I am not a perfect person, more so like a draft of one. I keep tinkering with the little things hoping that I’ll somehow get better. We all have these expectations of ourselves. To have everything accomplished. To be, in some sense, perfect. In that pursuit, we blind ourselves from the fundamental truth of life. We will never be the best. We will never be perfect. And I feel like that’s okay. Because it gives us something to strive for, like a dream hovering in the air just inches away from our grasp. That’s not to say that it’s unattainable. It simply gives us something to chase.
There’s beauty in conflict. We just don’t see it right away. These obstacles, they’re all a part of life. We need conflict like a plant needs water. How else are we going to grow? We all have a choice: either settle into complacency or embrace conflict. Which one do you think allows us to evolve? That’s right, I’m picking number two. We learn. We gain a greater awareness of ourselves. We become. Over the course of time, we change, and conflict is simply the pathway that leads us down that avenue.

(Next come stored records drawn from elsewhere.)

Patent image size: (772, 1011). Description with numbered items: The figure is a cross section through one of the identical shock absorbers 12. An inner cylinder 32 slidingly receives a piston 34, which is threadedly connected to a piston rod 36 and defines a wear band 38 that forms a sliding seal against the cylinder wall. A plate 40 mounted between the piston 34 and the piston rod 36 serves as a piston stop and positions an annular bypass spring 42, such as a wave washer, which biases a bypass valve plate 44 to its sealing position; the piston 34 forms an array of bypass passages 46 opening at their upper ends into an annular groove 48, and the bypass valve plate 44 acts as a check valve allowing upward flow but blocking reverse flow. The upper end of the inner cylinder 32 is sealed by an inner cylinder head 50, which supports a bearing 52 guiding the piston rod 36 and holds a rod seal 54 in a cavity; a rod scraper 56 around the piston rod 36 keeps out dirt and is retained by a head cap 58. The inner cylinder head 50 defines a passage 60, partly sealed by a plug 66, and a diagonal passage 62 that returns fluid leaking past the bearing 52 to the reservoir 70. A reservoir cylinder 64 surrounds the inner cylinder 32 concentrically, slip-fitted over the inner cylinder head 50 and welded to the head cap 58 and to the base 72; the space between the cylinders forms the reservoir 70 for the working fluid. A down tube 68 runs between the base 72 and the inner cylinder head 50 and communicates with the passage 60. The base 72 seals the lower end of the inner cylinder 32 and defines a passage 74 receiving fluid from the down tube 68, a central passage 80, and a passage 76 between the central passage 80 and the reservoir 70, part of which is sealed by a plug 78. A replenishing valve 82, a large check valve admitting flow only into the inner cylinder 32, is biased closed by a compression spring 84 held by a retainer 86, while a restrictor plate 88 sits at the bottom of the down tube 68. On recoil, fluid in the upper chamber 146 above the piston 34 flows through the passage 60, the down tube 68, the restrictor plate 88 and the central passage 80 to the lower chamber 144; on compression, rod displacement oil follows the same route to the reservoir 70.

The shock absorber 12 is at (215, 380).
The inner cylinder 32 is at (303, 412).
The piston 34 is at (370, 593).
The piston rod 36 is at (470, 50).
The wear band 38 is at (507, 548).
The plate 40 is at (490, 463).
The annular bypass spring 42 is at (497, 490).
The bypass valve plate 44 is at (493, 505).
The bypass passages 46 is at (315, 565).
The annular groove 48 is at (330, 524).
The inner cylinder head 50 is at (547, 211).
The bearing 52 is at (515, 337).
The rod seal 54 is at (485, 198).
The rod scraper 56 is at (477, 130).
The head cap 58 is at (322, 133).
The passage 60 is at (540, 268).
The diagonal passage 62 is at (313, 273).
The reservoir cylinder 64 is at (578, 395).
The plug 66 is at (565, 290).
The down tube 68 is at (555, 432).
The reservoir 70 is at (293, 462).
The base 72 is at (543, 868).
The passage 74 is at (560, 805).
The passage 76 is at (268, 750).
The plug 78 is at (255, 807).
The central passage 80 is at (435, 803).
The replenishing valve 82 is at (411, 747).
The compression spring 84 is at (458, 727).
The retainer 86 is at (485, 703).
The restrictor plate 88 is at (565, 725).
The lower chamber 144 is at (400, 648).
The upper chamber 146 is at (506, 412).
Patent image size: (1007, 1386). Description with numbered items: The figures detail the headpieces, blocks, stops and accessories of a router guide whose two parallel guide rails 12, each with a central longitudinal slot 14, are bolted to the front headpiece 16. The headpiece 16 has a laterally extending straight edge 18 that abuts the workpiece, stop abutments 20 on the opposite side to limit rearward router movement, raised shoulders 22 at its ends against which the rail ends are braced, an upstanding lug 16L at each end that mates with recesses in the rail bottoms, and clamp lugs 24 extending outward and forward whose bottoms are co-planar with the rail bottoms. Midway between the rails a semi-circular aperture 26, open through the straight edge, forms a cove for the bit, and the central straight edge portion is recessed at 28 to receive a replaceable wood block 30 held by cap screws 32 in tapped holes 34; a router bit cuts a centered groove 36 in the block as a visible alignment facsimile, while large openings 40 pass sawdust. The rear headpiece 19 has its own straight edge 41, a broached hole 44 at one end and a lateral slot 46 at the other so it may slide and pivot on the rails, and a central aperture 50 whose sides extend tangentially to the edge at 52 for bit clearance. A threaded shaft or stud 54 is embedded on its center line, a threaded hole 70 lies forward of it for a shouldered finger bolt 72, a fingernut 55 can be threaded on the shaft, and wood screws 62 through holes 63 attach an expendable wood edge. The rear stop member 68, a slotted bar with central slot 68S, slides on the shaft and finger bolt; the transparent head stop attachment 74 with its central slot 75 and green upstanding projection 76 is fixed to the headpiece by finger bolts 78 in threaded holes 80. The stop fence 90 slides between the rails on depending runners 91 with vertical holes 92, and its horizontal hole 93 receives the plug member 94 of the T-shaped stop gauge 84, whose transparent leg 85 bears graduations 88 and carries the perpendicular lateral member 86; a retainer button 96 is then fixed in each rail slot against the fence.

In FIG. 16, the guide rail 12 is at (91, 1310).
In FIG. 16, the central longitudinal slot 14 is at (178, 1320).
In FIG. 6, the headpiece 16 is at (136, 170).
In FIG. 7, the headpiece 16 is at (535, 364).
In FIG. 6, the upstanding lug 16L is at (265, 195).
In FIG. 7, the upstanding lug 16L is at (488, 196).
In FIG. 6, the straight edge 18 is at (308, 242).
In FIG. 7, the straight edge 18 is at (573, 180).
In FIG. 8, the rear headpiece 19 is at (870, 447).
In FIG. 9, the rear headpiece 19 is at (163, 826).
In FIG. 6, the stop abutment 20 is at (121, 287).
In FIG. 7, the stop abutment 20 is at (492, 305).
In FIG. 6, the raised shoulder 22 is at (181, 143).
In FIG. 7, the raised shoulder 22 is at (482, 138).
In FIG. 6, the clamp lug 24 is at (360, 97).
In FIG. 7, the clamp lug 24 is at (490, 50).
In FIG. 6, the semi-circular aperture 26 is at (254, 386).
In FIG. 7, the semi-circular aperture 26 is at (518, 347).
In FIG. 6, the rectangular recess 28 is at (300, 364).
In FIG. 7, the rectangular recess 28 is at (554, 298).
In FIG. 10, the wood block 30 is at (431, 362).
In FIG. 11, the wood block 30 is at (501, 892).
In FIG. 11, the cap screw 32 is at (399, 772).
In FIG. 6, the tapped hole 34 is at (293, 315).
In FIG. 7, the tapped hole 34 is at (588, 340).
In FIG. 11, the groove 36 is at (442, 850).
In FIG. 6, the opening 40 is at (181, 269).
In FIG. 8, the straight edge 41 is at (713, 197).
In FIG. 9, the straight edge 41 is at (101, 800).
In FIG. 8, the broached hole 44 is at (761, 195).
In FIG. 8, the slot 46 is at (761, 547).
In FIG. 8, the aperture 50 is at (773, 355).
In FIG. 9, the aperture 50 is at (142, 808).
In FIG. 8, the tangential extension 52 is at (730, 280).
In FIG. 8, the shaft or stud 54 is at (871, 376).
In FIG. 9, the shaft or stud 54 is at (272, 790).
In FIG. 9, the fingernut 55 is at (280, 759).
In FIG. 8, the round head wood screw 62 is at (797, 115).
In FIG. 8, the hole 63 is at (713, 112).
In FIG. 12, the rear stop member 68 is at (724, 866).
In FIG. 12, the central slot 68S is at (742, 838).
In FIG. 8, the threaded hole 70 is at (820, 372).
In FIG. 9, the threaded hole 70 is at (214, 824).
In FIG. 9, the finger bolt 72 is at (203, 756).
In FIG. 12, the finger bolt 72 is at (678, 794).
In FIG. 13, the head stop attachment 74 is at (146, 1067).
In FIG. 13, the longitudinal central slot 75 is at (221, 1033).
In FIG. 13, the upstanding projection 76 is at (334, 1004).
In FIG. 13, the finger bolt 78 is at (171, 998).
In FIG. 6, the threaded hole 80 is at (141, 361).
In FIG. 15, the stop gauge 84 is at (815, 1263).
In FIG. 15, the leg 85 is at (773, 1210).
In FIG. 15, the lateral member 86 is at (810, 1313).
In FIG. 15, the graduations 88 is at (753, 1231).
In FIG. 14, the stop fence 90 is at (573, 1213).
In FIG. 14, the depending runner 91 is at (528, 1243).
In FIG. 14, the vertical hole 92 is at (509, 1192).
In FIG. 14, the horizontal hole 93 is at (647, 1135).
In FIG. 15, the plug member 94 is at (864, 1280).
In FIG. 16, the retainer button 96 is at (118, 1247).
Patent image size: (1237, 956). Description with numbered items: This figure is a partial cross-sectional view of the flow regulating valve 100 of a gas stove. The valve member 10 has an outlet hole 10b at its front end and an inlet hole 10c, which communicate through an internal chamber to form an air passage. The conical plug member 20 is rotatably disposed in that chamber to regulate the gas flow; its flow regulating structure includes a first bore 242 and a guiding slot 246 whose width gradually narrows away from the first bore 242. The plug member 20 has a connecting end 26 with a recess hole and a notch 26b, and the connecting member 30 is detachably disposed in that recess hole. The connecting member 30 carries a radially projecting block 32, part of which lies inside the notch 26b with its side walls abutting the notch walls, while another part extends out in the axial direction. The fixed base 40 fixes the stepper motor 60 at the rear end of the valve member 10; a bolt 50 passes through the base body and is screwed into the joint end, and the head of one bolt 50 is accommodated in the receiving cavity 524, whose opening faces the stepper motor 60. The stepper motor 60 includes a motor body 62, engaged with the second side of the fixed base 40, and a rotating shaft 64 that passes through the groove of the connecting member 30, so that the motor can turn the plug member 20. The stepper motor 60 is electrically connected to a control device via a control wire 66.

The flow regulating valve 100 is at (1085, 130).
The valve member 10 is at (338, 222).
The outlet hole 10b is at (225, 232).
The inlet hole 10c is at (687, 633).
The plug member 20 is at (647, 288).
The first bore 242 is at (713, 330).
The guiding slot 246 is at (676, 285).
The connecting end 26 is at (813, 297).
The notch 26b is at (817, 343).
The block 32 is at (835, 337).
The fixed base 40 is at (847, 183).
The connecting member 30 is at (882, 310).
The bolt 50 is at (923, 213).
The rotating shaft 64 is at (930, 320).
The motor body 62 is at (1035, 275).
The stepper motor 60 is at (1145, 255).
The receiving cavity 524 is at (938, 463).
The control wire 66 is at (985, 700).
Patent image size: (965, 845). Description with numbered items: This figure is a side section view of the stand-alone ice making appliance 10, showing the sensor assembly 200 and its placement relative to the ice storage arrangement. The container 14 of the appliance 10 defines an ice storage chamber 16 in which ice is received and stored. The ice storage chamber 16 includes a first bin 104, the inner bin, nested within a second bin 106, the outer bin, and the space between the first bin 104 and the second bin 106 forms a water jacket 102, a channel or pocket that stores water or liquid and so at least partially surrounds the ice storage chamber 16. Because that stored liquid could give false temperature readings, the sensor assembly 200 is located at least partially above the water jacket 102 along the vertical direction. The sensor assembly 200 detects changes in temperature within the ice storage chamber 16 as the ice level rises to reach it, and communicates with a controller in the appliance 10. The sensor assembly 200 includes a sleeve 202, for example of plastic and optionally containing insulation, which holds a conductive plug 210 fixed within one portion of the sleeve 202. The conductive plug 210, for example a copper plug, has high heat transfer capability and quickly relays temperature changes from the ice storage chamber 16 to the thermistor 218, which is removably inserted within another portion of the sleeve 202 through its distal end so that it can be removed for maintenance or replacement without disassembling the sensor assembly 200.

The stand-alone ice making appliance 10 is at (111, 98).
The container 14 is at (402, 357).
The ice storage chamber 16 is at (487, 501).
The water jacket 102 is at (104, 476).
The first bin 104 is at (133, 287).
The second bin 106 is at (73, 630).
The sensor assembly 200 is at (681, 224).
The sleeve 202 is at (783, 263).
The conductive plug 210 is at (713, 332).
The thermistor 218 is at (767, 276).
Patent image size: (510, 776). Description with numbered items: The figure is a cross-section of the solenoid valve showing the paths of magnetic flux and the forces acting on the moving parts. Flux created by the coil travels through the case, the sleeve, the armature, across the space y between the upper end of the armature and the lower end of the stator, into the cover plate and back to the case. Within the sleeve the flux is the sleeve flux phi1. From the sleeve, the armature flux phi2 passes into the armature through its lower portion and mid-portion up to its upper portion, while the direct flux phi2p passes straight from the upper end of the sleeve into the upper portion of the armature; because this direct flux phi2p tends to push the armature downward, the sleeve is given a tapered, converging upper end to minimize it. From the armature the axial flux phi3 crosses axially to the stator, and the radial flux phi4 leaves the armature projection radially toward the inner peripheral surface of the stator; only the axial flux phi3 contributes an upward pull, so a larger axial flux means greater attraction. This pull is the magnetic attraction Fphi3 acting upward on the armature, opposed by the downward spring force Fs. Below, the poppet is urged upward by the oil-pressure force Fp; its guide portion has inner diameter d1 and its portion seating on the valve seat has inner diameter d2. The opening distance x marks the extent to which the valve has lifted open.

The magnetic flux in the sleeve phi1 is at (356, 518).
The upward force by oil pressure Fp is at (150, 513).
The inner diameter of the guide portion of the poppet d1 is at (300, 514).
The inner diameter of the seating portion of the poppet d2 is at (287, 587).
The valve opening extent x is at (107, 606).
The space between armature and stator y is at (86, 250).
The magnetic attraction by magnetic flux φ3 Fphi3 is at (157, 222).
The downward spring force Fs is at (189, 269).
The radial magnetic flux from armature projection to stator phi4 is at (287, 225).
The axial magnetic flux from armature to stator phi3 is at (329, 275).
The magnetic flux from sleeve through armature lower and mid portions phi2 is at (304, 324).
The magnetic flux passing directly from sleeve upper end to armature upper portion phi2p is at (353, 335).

As I stand here looking at the mess I’ve made, I find myself oddly at peace. Yes, I am the one responsible. But I am also the only one who can get myself out of it. So as strange as it is to say, I am grateful to have these conflicts. They’re part of who I am. And they will determine who I’m going to be. Now, it’s true that when we overcome one hurdle, we face another. I know that as eager as I am to graduate college, I still have to face the harsh reality of finding a job, a place to live, etc. Other hurdles already in place. The point is to keep on going, to sort through the mess. After all, a messy room isn’t going to sort itself out. Neither will our own problems. We can let them pile up. Or we can manage them one at a time. That, at least, is in our control.
Of course, I don’t have all the answers. And that’s okay because I’m not perfect, nor am I striving to be. I just want to live. I don’t know what’s going to become of me further down the road. But that’s the exciting part. The uncertainties. The possibilities. That’s entirely out of my hands. I can only hold onto what I’ve got right now. My daughter. My girlfriend. My English degree. They’re more than enough to keep me going, to see me to whatever end that awaits me. For the first time in my life, I am embracing the chaos. I am finally managing the mess. Will I allow this room to get cluttered again? That remains to be seen, like an unfinished story. My life is an unfinished story. Then again, I should be grateful for that.